Pour ce reportage, c’est plutôt le Cameroun qui est venu à moi dans le sens où c’est une ONG qui m’a demandé de partir là bas. L’ONG, Care, est très présente au Cameroun et se préoccupe de nombreux sujets graves : les inondations principalement mais aussi des problèmes sanitaires comme le choléra, le VIH, etc.

Pour moi, c’était l’occasion d’effectuer mon premier reportage à l’international. Quand je suis arrivé au Cameroun, dans l’extrême Nord (la région la plus touchée), l’eau s’était déjà bien retirée. Et on pouvait voir les conséquences : destructions des habitations, relogement des habitants dans des camps, problème sanitaire, destruction des champs…

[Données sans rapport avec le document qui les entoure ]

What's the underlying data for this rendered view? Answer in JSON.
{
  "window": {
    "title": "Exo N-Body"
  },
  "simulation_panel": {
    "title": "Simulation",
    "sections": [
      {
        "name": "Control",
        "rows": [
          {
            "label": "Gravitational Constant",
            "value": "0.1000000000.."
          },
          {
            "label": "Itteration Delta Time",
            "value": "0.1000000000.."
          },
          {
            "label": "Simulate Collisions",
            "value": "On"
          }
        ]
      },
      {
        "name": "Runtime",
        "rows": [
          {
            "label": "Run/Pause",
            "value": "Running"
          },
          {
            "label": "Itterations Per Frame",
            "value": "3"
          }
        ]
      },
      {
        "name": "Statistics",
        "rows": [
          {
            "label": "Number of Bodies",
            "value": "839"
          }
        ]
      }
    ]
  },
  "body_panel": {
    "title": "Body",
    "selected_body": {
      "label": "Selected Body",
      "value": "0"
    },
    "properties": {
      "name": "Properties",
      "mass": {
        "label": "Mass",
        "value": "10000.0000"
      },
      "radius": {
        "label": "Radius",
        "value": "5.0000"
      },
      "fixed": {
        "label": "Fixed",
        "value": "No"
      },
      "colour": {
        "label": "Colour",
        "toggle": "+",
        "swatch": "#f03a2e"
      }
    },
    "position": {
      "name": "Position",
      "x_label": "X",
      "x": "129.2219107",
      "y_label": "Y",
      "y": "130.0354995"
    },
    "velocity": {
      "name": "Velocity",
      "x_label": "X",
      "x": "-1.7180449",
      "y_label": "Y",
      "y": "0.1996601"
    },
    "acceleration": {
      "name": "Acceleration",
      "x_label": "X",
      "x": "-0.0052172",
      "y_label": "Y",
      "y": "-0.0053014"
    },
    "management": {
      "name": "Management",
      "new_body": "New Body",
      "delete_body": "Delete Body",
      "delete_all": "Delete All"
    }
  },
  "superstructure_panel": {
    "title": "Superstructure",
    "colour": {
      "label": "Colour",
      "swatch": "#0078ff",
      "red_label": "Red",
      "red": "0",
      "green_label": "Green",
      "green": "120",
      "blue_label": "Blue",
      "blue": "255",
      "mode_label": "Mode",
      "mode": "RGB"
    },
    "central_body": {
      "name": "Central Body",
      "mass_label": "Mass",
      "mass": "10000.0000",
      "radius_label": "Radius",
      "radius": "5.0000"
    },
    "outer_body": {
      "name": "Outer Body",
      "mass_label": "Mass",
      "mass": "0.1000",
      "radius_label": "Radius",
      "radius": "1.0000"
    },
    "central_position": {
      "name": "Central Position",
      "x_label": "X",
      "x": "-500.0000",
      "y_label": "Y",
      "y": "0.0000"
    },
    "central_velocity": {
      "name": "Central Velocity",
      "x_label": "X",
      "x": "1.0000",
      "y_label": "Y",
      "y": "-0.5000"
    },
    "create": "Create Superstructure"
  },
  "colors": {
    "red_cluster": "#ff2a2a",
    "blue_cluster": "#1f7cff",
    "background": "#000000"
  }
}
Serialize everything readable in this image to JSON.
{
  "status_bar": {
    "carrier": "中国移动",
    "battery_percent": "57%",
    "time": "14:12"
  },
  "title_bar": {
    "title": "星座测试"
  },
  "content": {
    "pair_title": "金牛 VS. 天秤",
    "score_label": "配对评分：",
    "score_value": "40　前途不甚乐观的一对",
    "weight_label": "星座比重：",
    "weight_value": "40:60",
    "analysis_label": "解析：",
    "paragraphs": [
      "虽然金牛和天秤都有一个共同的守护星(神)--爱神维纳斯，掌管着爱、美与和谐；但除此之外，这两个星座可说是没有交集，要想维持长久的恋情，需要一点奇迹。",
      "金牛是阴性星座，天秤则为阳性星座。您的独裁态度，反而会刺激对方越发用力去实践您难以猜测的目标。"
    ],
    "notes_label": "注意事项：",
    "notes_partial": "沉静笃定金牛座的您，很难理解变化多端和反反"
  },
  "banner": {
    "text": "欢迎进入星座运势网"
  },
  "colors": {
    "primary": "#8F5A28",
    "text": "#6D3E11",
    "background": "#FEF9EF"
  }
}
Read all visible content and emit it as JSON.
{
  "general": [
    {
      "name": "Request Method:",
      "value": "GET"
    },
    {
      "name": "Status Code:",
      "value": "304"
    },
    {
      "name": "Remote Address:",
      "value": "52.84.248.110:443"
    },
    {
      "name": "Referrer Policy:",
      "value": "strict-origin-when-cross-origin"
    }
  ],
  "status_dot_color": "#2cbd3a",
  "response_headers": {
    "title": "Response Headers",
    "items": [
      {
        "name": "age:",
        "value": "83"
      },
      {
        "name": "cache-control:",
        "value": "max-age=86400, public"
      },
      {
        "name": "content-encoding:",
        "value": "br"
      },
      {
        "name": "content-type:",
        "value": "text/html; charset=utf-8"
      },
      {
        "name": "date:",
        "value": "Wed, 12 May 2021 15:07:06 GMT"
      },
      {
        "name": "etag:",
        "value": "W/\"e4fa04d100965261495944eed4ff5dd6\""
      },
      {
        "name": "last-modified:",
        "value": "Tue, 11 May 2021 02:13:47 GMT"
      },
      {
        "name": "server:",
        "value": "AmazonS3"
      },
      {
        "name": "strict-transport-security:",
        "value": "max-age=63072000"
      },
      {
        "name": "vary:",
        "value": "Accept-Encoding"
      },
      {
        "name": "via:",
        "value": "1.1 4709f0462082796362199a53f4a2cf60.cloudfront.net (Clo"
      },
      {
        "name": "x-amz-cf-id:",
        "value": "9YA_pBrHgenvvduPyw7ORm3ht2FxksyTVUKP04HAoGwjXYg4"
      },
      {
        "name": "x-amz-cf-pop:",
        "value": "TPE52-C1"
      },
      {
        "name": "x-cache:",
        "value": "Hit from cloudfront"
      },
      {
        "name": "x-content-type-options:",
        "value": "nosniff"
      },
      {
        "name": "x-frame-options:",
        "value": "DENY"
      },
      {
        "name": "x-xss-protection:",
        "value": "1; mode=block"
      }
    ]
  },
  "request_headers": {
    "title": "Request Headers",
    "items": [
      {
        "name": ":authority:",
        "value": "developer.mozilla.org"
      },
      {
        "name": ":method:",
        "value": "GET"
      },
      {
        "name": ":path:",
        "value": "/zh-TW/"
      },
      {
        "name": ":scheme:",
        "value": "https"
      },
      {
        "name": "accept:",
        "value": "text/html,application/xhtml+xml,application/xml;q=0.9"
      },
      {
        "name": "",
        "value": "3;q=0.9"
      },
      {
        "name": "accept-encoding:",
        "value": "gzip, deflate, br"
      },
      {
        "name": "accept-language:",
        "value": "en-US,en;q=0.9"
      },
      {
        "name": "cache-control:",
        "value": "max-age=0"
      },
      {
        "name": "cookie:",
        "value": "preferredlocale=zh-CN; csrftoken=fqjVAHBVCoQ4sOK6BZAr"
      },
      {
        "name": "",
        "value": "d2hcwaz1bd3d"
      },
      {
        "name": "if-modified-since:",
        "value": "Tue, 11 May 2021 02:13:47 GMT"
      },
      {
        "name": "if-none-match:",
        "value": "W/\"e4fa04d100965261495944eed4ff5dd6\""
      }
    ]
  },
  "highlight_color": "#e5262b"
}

L’autre sujet que je voulais absolument aborder était l’homosexualité. Dans ce pays, c’est un crime, puni par la loi. C’était assez compliqué de faire des photos mais le sujet est important.

Quelles sont les difficultés que tu as rencontrées sur place ?

Le principal problème se situait à Yaoundé. Il était assez compliqué de sortir son appareil photo, on sentait une grosse pression. La population est assez tendue, ils ont peur de renvoyer une mauvaise image du Cameroun. Heureusement, j’étais toujours été bien encadré par des membres de l’ONG qui faisait le lien entre la population et moi. On prenait toujours le temps d’expliquer notre présence, pourquoi on était là. Ensuite, on commençait les photos.

Dans le nord ou l’extrême nord du pays, on ne ressentait plus du tout cette tension. C’était plus simple de travailler.

Un peu de technique : quel matériel utilises-tu ?

Je possède un Nikon D4, un 24-70 f/2.8 et un 70-200 f/2.8. Ces deux objectifs sont le couple parfait en concerts. En reportage, le 24-70 ne quitte pratiquement jamais le boîtier. Un second boîtier me faciliterait la vie. Le D600 me fait du pied mais il n’est pas encore prévu au budget.

Camp de réfugiés de Dana, dans l'extrême nord du Cameroun.
Tu as récemment décidé de te concentrer sur ton activité photographique ? Quel a été le déclic ?

Je pense être à une période charnière de ma vie. A 31 ans, à un moment où mon métier « alimentaire » me lassait, où j’en avais marre de jongler entre deux métiers, je me suis dit que c’était maintenant ou jamais. Je suis quelqu’un de réfléchi, j’ai bien conscience qu’il sera très difficile de vivre de la photo mais si je ne le tentais pas maintenant je l’aurais toute ma vie regretté.

Le Coin Coin Club, c’est quoi ?

Le CCC c’est mon bébé ! Qui commence a bien grandir. Tout est parti un été 2010 à Rock en Seine. Je voulais me différencier de la masse des photographes de concerts en mettant un canard en plastique autour de mon pass photo. Ça a fait rire les organisateurs et on m’a vite appelé « Monsieur Canard ».

Et puis, j’ai vu le film « Bang Bang Club » de Steven Silver qui relatait l’histoire vraie de quatre photographes (Kevin Carter, Greg Marinovich, Ken Oosterbroek et João Silva) qui ont couvert l’apartheid en Afrique du Sud au début des années 90.  Je me suis dit que c’était un peu la classe d’avoir ce genre de « club ». Pour le délire, j’ai eu envie de le créer. J’ai invité Olivier Hoffschir à me rejoindre.
En Janvier 2012, l’association était créée. Elle possède 2 branches : une branche « live » pour la musique de concerts et surtout la branche « reportage ». C’est cette dernière qu’on s’efforce de développer au maximum.

Des enfants jouent à proximité des bennes à ordure. Le Benoué retiré, la terre est encore gorgée d'eau à proximité des habitations. L'eau a charriée énormément de détritus et augmente l'insalubrité des lieu. Souari, Garoua, 1er arrondissement, Cameroun.
Des projets pour les prochains mois ?

Le premier gros reportage pour le CCC arrive en Janvier/Février prochain. Nous partons en Inde couvrir le plus grand pèlerinage  au monde. Un évènement qui n’a lieu qu’une fois tous les douze ans ! On est entrain de tout caler et cherchons encore des sponsors pour nous aider sur ce reportage.